Kemudian ia merenungkan lagi, “Hanya dengan kesabaran aku dapat menyelamatkan mereka. Jika aku jahat kepada mereka yang jahat, aku akan menjadi sama dengan mereka; aku tidak ada bedanya dengan mereka. Bagaimana aku dapat membebaskan mereka dari kesengsaraan lingkaran kelahiran? Tidak akan pernah bisa. Oleh karena itu, dengan mengandalkan kekuatan kesabaran yang menjadi dasar bagi semua kekuatan, dan menerima semua perbuatan jahat mereka terhadapku, aku akan sabar; dan dengan cinta kasih dan welas asih sebagai penuntun, aku akan memenuhi Kesempurnaan. Hanya dengan demikian aku dapat mencapai Kebuddhaan. Hanya dengan mencapai Kebuddhaan, aku dapat menyelamatkan semua makhluk dari penderitaan yang ditimbulkan oleh suatu sebab.” Demikianlah ia melihat situasi tersebut sebagaimana adanya.

(halaman 12 - 13)

pertanyaan:

Isi kalimat diatas adalah praktek Bodhisatta memenuhi 10 paraminya, yaitu khanti. Namun bukan itu yang ingin saya tanyakan.

Bila melukai/ menyerang seorang bijaksana apalagi yang kuat silanya, pasti akan mendapatkan vipaka yang berat. Dan berdana kepada orang bijak/kuat sila, pasti akan mendapat vipaka yang baik.

Sama seperti Maha Kassapa yg mau menerima dana dari orang2 sulit, agar mereka mendapat vipaka baik.

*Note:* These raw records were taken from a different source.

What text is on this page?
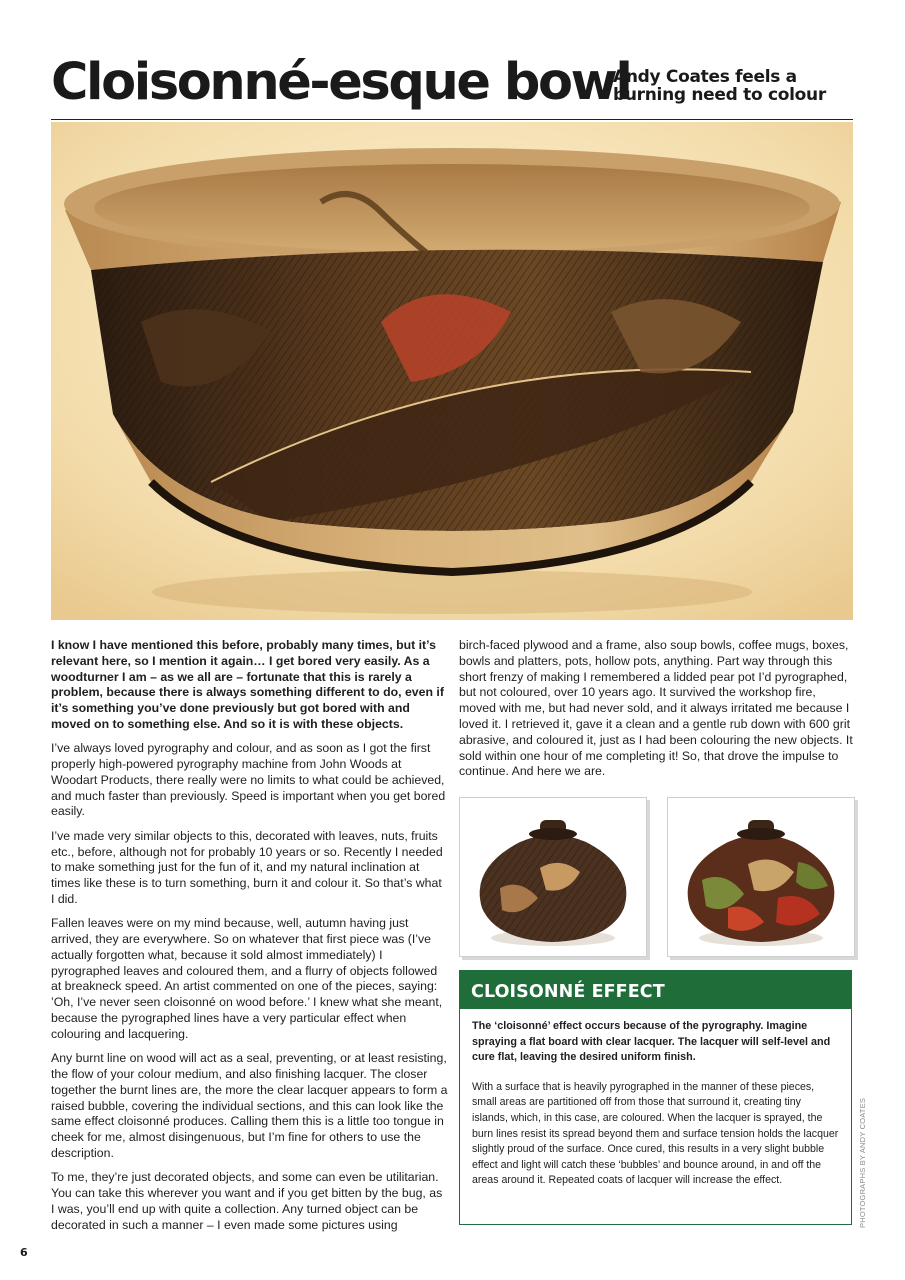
Cloisonné-esque bowl
Andy Coates feels a
burning need to colour

I know I have mentioned this before, probably many times, but it’s relevant here, so I mention it again… I get bored very easily. As a woodturner I am – as we all are – fortunate that this is rarely a problem, because there is always something different to do, even if it’s something you’ve done previously but got bored with and moved on to something else. And so it is with these objects.

I’ve always loved pyrography and colour, and as soon as I got the first properly high-powered pyrography machine from John Woods at Woodart Products, there really were no limits to what could be achieved, and much faster than previously. Speed is important when you get bored easily.

I’ve made very similar objects to this, decorated with leaves, nuts, fruits etc., before, although not for probably 10 years or so. Recently I needed to make something just for the fun of it, and my natural inclination at times like these is to turn something, burn it and colour it. So that’s what I did.

Fallen leaves were on my mind because, well, autumn having just arrived, they are everywhere. So on whatever that first piece was (I’ve actually forgotten what, because it sold almost immediately) I pyrographed leaves and coloured them, and a flurry of objects followed at breakneck speed. An artist commented on one of the pieces, saying: ’Oh, I’ve never seen cloisonné on wood before.’ I knew what she meant, because the pyrographed lines have a very particular effect when colouring and lacquering.

Any burnt line on wood will act as a seal, preventing, or at least resisting, the flow of your colour medium, and also finishing lacquer. The closer together the burnt lines are, the more the clear lacquer appears to form a raised bubble, covering the individual sections, and this can look like the same effect cloisonné produces. Calling them this is a little too tongue in cheek for me, almost disingenuous, but I’m fine for others to use the description.

To me, they’re just decorated objects, and some can even be utilitarian. You can take this wherever you want and if you get bitten by the bug, as I was, you’ll end up with quite a collection. Any turned object can be decorated in such a manner – I even made some pictures using

birch-faced plywood and a frame, also soup bowls, coffee mugs, boxes, bowls and platters, pots, hollow pots, anything. Part way through this short frenzy of making I remembered a lidded pear pot I’d pyrographed, but not coloured, over 10 years ago. It survived the workshop fire, moved with me, but had never sold, and it always irritated me because I loved it. I retrieved it, gave it a clean and a gentle rub down with 600 grit abrasive, and coloured it, just as I had been colouring the new objects. It sold within one hour of me completing it! So, that drove the impulse to continue. And here we are.

CLOISONNÉ EFFECT

The ‘cloisonné’ effect occurs because of the pyrography. Imagine spraying a flat board with clear lacquer. The lacquer will self-level and cure flat, leaving the desired uniform finish.

With a surface that is heavily pyrographed in the manner of these pieces, small areas are partitioned off from those that surround it, creating tiny islands, which, in this case, are coloured. When the lacquer is sprayed, the burn lines resist its spread beyond them and surface tension holds the lacquer slightly proud of the surface. Once cured, this results in a very slight bubble effect and light will catch these ‘bubbles’ and bounce around, in and off the areas around it. Repeated coats of lacquer will increase the effect.	PHOTOGRAPHS BY ANDY COATES
6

Mengapa Sang Bodhisatta pada saat itu mau dilukai oleh makhluk hidup, alasannya tentu karena sedang melatih khanti... namun dengan membiarkan dirinya diserang oleh makhluk hidup lain itu bukankah menyebabkan makhluk itu malah melakukan pelanggaran berat dan akan menerima vipaka yang buruk?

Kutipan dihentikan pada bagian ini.